George Ure says that “you have to have something wrong with you if you want to jump out of a plane” – but that hasn’t stopped him from doing it over a thousand times. It was on one of those jumps when George clocked a 14-mile range using the first version of goTenna, which he did while hanging from a parachute somewhere over Seattle, WA. When the current version of goTenna Mesh launched, he said “it was a complete game changer,” and he set another airborne range record of 32 miles. (You can even watch him do it.) Now he’s working to make Seattle one of the first cities to be fully covered by the off-grid decentralized communications network as part of goTenna’s Ambassador Program.
In addition to being an avid climber and skydiver, George is a long-time ham radio operator. While he says it’s “pretty nerdy for sure,” he worked in disaster response and it helped him “learn really quickly how important communications interoperability is.” He’s used radio of all kinds – VHF, UHF, government, weather – and says goTenna does in a small, inexpensive device what it takes thousands of dollars in ham radio gear and hours of training to do.
Radio expert and adventurer that he is, George also made a few hacks of his own to one of his goTenna units. The Mother of All Nodes, or MOAN, fittingly located now on his mom’s roof in Kirkland, is a goTenna Mesh connected to an antenna that quadruples the power, plus it’s in a weatherized case that also houses an extra battery and solar panel. As you can see from the goTenna network map, there are many Mesh users in the area, but George’s is always on, back-up powered, and ready for others to use as a relay within a range of five miles or more.

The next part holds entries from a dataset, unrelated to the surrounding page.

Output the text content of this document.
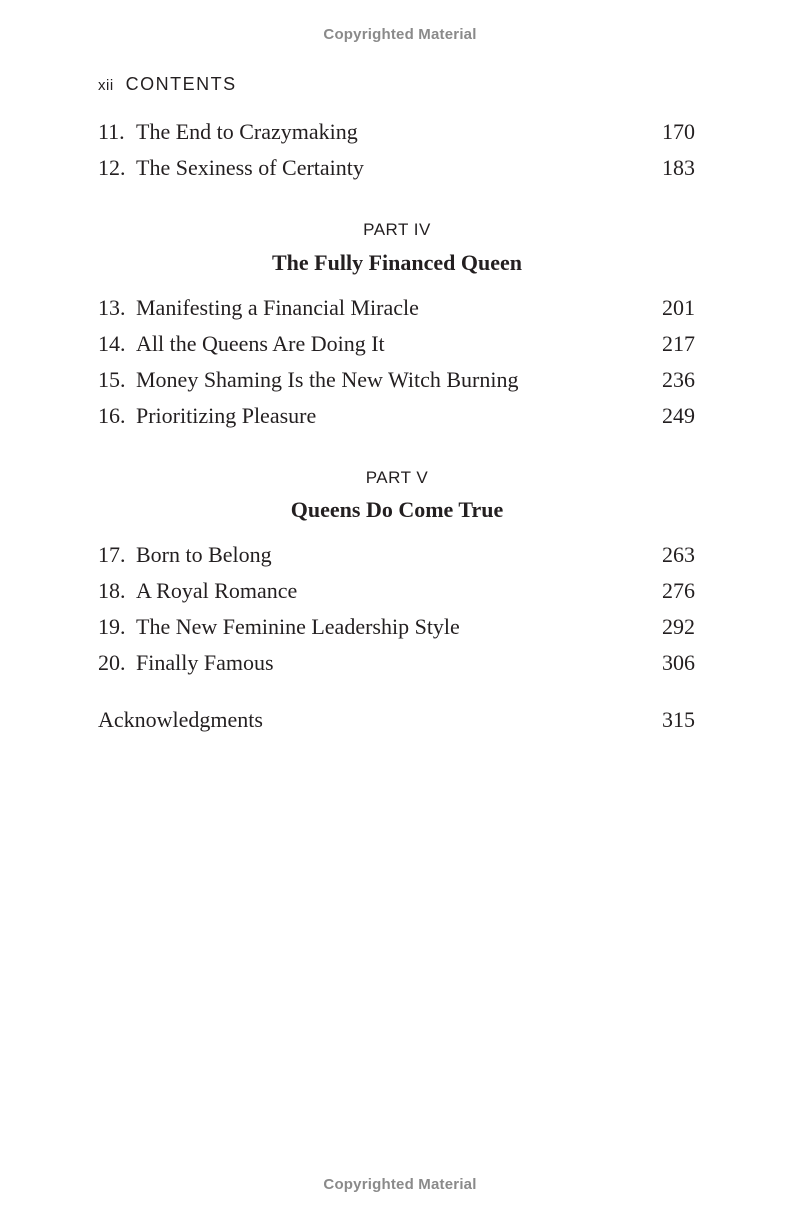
Copyrighted Material
xii CONTENTS
11. The End to Crazymaking	170
12. The Sexiness of Certainty	183
PART IV
The Fully Financed Queen
13. Manifesting a Financial Miracle	201
14. All the Queens Are Doing It	217
15. Money Shaming Is the New Witch Burning	236
16. Prioritizing Pleasure	249
PART V
Queens Do Come True
17. Born to Belong	263
18. A Royal Romance	276
19. The New Feminine Leadership Style	292
20. Finally Famous	306
Acknowledgments	315
Copyrighted Material
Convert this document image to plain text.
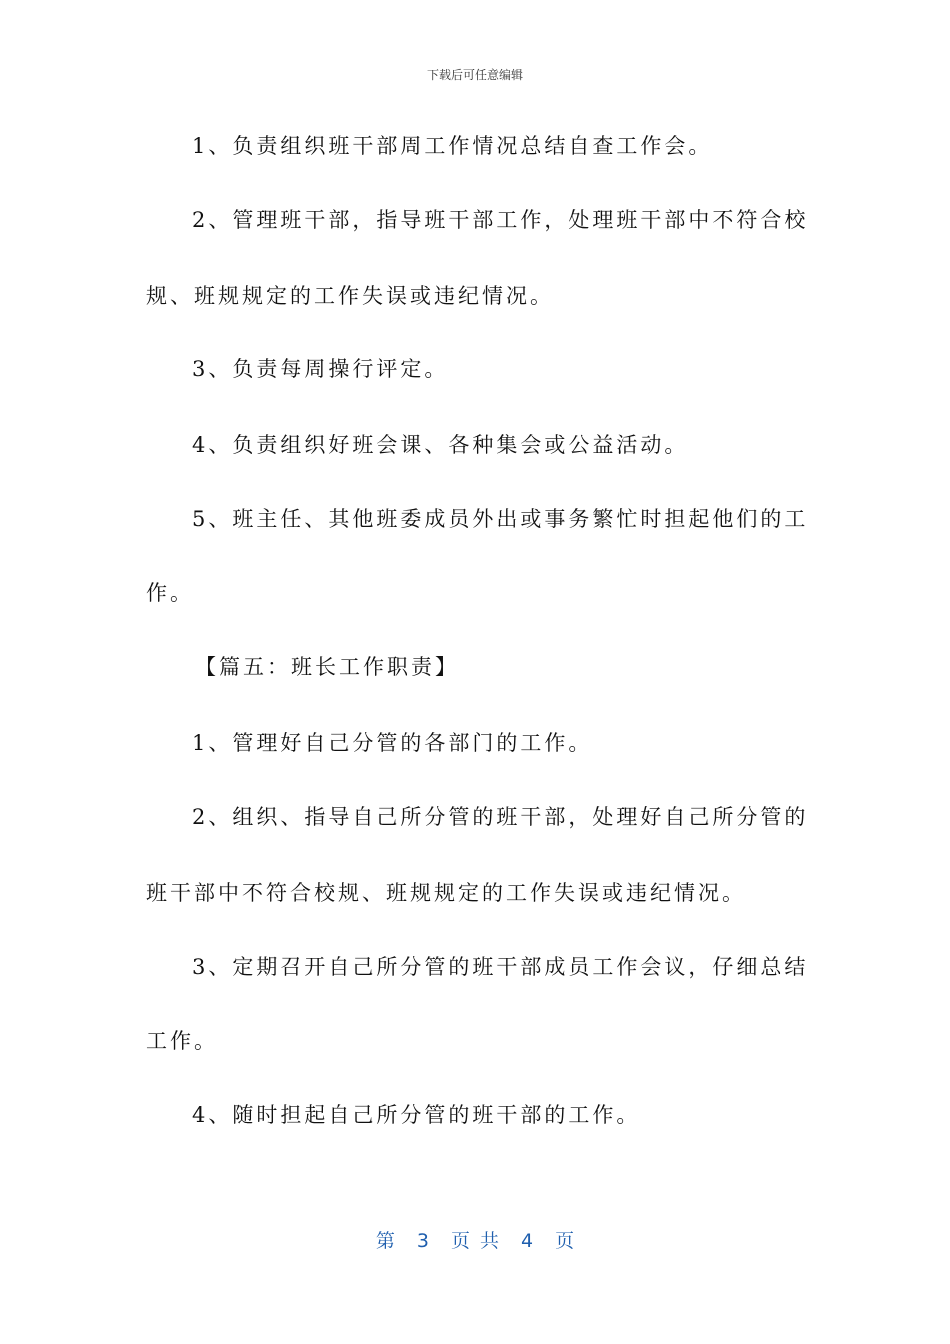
下载后可任意编辑
1、负责组织班干部周工作情况总结自查工作会。
2、管理班干部，指导班干部工作，处理班干部中不符合校
规、班规规定的工作失误或违纪情况。
3、负责每周操行评定。
4、负责组织好班会课、各种集会或公益活动。
5、班主任、其他班委成员外出或事务繁忙时担起他们的工
作。
【篇五：班长工作职责】
1、管理好自己分管的各部门的工作。
2、组织、指导自己所分管的班干部，处理好自己所分管的
班干部中不符合校规、班规规定的工作失误或违纪情况。
3、定期召开自己所分管的班干部成员工作会议，仔细总结
工作。
4、随时担起自己所分管的班干部的工作。
第 3 页共 4 页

George’s high-altitude, high-gain antics have already made him something of a standout in the goTenna user community, so it’s only natural that he should serve as an ambassador to the Seattle community. Unlike goTenna’s other Ambassador Program city Urbana, IL, which we wrote about last month, Seattle’s hills make it a particular challenge for the goTenna network’s line of sight. George says he is planning to build a system that parallels the cellular network by installing relay nodes in elevated areas used by cell towers, using social media and his own network to identify possible hosts. “I know some of these people are tech geeks, like me, and live in nice places on hills,” he says, and he tells them simply: “I need your help to make this work.”
Just this week, along with the help of a friend, George set up a relay node atop an over 400-foot building in central Seattle. Given that vantage point, that one single relay unit adds a significant layer of coverage and range. In combination with the nodes in other locations George has his eye on, much of the Seattle area could be covered. In the end, he says, “Basically if all cellular is down, most people in this area will be able to walk outside and text the people they need to be able to get a hold of without the cell phone infrastructure in place.” That’s why his strategy is to set up an initial set of nodes to provide wide coverage areas, with gaps increasingly filled by newcomers to the network.
George is a firm believer that once the network is in place, people will use it – so even as he recruits new users to his vision, he’s willing to take on a lot of the work himself to make it happen. On the goTenna Mesh user forum, he’s even been known to offer to build Seattle residents at the bottom of a hill a solar-powered and protected relay node for them to place on higher ground. Part of his motivation is that as an emergency response technician, George knows better than anyone how crucial communication is to saving lives. He knows that a back-up system could save even more. Providing a parallel system to cellular coverage in case of emergency is also why many others have started setting up goTenna Mesh networks in their own cities, and Seattle could become a model for them.